Faire face aux réalités d’aujourd’hui
La guerre de la Russie contre l’Ukraine a compliqué la tâche. La plupart des céréales qui arrivaient dans la région du Tigré, par exemple, provenaient probablement d’Ukraine, un grenier à blé qui fournit environ 50 % des céréales distribuées par le PAM dans le monde. Au début de l’été, la Russie ayant empêché les navires de quitter le port d’Odessa, sur la mer Noire, les populations souffrant de la faim dans le monde entier étaient en grande difficulté. David Beasley s’est donc rendu à Odessa et a participé à une campagne visant à faire pression sur le président russe Vladimir Poutine pour qu’il laisse sortir les navires. Les Nations unies ont fini par négocier un accord avec la Russie, l’Initiative céréalière de la mer Noire*. Peu après, l’Ikaria Angel a pris la mer avec à son bord des denrées alimentaires à destination de Djibouti, où elles ont été déchargées et expédiées en Éthiopie. Un autre navire, le BC Vanessa, a transporté des céréales d’Odessa vers l’Afghanistan, avec un arrêt préalable en Turquie où elles ont été transformées en farine.
Les populations affamées ne sont pas les seules à avoir profité de cet arrangement, explique David Beasley. Tout le monde y a trouvé son compte parce que cet afflux de céréales a contribué à stabiliser les marchés mondiaux des produits de base, ce qui fait que les produits sont moins chers pour tous.

David Beasley sait que la charité ne viendra jamais à bout du problème de la faim dans le monde à elle seule. C’est pourquoi l’agence qu’il dirige s’efforce également de rendre les collectivités et les agriculteurs plus résistants au changement climatique. Des spécialistes fournissent aux villes un accès à l’eau potable et enseignent des techniques qui peuvent aider les exploitations agricoles à prospérer. La portée sociale est également énorme. « Si vous voulez avoir un impact sur les femmes dans le monde, assure-t-il, aucune opération sur la planète ne le fait plus que le Programme alimentaire mondial. »
Cet été, David Beasley a pu constater les effets des initiatives du Programme alimentaire mondial. Il est retourné dans une région d’un pays d’Afrique deux ans après que le PAM a aidé à installer un puits et un système d’irrigation communautaires.
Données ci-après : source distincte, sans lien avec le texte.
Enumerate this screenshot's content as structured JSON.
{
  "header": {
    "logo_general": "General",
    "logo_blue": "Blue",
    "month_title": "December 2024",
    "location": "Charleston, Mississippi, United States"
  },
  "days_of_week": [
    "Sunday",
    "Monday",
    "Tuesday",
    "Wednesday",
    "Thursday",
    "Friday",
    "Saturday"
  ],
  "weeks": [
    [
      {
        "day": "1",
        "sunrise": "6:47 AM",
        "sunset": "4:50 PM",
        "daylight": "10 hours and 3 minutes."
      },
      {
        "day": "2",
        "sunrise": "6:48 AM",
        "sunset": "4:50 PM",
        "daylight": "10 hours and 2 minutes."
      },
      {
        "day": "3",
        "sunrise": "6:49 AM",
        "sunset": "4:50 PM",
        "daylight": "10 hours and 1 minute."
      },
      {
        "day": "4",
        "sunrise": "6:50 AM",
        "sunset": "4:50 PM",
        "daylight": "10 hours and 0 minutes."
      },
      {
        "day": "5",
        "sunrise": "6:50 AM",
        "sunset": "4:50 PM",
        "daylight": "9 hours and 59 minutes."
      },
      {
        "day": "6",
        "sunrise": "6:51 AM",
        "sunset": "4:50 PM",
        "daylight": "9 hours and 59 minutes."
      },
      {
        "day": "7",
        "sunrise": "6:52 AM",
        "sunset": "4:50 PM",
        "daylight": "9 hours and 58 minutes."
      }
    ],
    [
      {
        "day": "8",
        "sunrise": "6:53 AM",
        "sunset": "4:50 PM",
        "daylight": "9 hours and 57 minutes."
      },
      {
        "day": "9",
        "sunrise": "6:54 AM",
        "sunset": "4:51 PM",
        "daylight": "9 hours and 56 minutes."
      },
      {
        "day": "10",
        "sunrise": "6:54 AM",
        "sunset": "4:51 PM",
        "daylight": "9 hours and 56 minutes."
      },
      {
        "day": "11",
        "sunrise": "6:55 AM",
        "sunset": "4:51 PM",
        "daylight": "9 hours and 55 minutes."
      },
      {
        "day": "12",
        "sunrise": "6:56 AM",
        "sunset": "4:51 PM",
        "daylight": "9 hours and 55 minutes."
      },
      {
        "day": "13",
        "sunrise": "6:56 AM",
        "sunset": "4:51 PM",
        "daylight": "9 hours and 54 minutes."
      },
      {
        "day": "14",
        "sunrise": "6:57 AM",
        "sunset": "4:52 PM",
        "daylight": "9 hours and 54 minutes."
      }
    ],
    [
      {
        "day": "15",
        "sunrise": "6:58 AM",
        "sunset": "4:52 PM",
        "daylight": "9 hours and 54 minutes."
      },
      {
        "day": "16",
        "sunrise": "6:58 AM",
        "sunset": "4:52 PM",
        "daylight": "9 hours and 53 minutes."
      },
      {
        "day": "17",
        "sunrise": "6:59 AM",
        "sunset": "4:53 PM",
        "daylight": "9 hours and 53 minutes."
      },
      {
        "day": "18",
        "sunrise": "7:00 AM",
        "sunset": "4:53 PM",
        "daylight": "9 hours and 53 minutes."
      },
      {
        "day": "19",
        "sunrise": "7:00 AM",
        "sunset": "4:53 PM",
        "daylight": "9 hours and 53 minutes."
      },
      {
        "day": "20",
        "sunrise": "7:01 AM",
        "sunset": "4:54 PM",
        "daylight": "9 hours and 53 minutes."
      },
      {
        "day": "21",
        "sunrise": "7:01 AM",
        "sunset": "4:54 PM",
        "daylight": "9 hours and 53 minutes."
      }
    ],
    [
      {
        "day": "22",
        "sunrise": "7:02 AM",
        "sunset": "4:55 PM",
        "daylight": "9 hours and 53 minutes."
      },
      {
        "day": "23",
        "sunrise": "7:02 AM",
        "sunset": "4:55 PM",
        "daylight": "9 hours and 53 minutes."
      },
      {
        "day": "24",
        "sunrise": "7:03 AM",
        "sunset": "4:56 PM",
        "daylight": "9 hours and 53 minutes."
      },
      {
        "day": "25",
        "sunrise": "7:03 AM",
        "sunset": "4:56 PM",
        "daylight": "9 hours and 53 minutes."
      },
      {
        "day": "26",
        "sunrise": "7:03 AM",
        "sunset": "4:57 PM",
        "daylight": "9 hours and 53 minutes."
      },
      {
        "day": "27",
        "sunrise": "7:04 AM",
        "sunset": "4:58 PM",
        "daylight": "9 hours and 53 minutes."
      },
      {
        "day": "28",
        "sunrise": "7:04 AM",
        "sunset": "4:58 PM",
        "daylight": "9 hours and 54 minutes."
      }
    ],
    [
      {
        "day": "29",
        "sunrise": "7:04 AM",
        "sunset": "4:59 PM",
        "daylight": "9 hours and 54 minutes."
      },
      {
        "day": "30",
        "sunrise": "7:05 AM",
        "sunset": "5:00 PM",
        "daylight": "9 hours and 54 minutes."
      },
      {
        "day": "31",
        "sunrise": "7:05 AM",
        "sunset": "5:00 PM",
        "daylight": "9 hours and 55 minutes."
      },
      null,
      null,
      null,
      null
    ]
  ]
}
Les terres désertiques en friche avaient été transformées en champs verdoyants regorgeant de légumes.
« Je n’oublierai jamais cette femme, Biba, raconte-t-il. Je lui ai demandé comment sa vie avait changé, et elle m’a répondu : “Eh bien, on ne dépend plus de vous.‟ » Le village pouvait se nourrir et avait suffisamment d’excédents pour vendre des légumes au marché. Du coup, les habitants pouvaient acheter des médicaments et des vêtements à leurs enfants.
« Mon dieu, quand vous entendez ça, s’émeut David Beasley, ça vous fait monter les larmes aux yeux. »
Cet article a été rédigé par le pigiste Tim Neville.